Клетки обычно реагируют с хромографином А, и обычно не реагируют с хромохграфином В. Синаптофизин положительный примерно в 50% случаев. Серотонин, панкреатический полипептид, гистамин, гастрин и изредка АКТГ также могут определяться.

^ Клиническое значение и лечение. Большие карциноидные опухоли могут метастазировать в лимфоузлы и печень также как и на большее расстояние. Однако их рост обычно медленный и длительное выживание совместимо с отделанными метастазами. Размер и инвазивность коррелируют лучше с возможностью метастазировать. Карциноиды размерами менее чем 2 см и множественные, имеют очень низкий риск метастазирования, в то время как опухоли размерами менее чем 1 см в диаметре могут оставаться стабильными много лет, без какого-либо роста. Рекомендуется, чтобы опухоли более чем 2 см в диаметре резецировались, так как они имеют существенный рост метастазирования и лимфатической инвазии. Прогноз высоко вариабельный и зависит от многих факторов (размеров, способности к инвазии, гистологическое строения).

Лечебная стратегия зависит от клинических проявлений. Большие, единичные карциноиды должны резецироваться подобно другим эпителиальным опухолям желудка. Лечение множественных, мелких, поверхностных карциноидов является более проблематичным. Некоторые отмечают успешное эндоскопическое удаление мелких карциноидов.

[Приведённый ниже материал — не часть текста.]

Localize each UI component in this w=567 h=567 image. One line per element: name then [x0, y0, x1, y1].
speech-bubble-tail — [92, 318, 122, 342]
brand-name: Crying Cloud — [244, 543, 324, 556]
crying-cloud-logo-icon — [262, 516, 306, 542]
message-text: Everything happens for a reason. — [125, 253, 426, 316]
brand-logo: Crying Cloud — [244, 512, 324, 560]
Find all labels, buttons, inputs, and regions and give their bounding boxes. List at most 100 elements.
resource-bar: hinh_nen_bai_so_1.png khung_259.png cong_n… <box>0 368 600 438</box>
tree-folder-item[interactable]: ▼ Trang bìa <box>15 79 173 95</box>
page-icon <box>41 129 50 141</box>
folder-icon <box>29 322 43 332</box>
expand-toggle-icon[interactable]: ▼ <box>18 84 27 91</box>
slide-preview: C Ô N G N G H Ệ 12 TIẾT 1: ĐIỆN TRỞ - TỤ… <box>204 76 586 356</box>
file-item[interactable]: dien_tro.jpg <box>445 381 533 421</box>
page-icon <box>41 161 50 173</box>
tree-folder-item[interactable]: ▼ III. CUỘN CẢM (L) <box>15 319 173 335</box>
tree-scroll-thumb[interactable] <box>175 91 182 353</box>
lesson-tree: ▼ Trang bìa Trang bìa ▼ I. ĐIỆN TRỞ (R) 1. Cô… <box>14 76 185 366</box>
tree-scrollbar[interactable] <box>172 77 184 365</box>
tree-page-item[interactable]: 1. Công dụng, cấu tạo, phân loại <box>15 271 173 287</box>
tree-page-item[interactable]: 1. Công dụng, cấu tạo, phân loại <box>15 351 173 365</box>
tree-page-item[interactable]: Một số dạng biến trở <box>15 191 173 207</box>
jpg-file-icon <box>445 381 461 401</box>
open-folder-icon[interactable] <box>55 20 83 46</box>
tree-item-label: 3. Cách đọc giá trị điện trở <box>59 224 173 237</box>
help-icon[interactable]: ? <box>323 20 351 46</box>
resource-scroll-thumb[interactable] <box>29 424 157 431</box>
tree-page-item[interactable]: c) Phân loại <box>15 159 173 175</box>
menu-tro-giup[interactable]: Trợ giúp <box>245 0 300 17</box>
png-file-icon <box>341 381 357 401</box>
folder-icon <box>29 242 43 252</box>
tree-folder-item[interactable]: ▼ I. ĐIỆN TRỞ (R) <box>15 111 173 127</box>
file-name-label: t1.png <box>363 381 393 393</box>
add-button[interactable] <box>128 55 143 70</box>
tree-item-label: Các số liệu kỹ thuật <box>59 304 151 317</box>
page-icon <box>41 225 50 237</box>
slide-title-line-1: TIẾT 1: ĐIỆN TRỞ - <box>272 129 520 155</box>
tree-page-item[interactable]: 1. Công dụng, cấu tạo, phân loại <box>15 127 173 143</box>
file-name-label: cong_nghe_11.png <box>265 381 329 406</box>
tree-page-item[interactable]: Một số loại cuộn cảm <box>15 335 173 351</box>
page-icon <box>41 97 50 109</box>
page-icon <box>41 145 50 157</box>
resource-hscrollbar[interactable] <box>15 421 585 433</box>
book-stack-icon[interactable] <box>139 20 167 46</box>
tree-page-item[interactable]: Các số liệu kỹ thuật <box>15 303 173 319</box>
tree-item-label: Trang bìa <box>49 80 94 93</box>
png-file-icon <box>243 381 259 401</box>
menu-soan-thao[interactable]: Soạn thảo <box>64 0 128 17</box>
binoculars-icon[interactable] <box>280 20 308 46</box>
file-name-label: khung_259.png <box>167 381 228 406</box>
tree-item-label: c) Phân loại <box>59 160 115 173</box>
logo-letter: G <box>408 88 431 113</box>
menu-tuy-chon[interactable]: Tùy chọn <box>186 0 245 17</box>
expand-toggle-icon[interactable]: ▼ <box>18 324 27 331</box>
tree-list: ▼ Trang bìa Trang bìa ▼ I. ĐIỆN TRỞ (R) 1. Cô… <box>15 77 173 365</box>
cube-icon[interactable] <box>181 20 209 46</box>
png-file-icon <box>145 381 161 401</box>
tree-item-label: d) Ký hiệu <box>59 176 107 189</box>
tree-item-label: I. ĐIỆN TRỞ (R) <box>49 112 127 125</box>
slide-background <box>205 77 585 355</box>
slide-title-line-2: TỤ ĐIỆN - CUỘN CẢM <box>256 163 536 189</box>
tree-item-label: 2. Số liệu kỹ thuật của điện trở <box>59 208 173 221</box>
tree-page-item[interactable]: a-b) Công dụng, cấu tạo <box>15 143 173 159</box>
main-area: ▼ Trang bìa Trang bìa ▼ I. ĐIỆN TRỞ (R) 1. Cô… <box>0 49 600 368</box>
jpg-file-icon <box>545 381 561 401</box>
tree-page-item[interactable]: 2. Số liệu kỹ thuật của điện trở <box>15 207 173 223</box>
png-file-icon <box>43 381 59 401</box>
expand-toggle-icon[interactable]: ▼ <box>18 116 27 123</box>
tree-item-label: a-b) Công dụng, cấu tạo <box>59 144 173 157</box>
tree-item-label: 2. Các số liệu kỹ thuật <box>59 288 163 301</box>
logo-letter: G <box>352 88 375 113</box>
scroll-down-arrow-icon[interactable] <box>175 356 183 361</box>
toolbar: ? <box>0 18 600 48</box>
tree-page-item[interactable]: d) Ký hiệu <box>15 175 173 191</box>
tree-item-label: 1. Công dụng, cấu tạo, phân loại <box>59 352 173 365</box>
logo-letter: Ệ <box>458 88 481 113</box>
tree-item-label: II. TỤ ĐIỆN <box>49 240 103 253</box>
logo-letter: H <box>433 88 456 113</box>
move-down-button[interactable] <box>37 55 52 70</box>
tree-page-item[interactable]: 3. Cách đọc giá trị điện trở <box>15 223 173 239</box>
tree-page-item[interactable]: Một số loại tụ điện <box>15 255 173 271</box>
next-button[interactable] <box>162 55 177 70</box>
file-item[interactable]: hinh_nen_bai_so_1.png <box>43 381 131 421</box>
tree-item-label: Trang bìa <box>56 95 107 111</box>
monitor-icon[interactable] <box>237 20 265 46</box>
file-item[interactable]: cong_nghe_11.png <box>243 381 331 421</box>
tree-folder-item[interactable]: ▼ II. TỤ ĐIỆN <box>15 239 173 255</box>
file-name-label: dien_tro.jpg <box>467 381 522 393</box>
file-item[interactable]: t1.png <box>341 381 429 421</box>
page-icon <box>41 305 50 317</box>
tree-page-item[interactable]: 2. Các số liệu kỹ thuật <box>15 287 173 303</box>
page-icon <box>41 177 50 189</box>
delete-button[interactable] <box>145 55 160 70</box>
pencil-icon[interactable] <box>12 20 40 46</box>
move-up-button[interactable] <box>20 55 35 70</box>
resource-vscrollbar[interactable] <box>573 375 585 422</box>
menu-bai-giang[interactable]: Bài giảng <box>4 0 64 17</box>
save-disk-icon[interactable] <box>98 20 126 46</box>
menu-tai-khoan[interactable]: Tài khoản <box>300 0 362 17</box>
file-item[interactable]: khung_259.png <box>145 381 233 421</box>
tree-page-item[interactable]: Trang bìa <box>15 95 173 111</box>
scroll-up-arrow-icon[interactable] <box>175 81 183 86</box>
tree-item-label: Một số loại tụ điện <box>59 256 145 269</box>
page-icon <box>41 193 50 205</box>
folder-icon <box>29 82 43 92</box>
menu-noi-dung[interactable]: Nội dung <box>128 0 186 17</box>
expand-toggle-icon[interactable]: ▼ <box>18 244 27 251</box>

Другие предпочитают антрэктомию, которая уменьшает гипергастремию, что ведет к регрессии гиперпластических поражений, так же как и в одном исследовании, карциноидных опухолей.

В заключение, существование различных подтипов желудочных полипов, с различным риском злокачественной трансформации, делает их гистологический анализ обязательным. Кроме того, патологоанатом должен не только различать диагностические критерии, но также быть знаком с клиническим значением и быть способным помочь своей или своему клиническому коллеге в выборе адекватной лечебной тактики.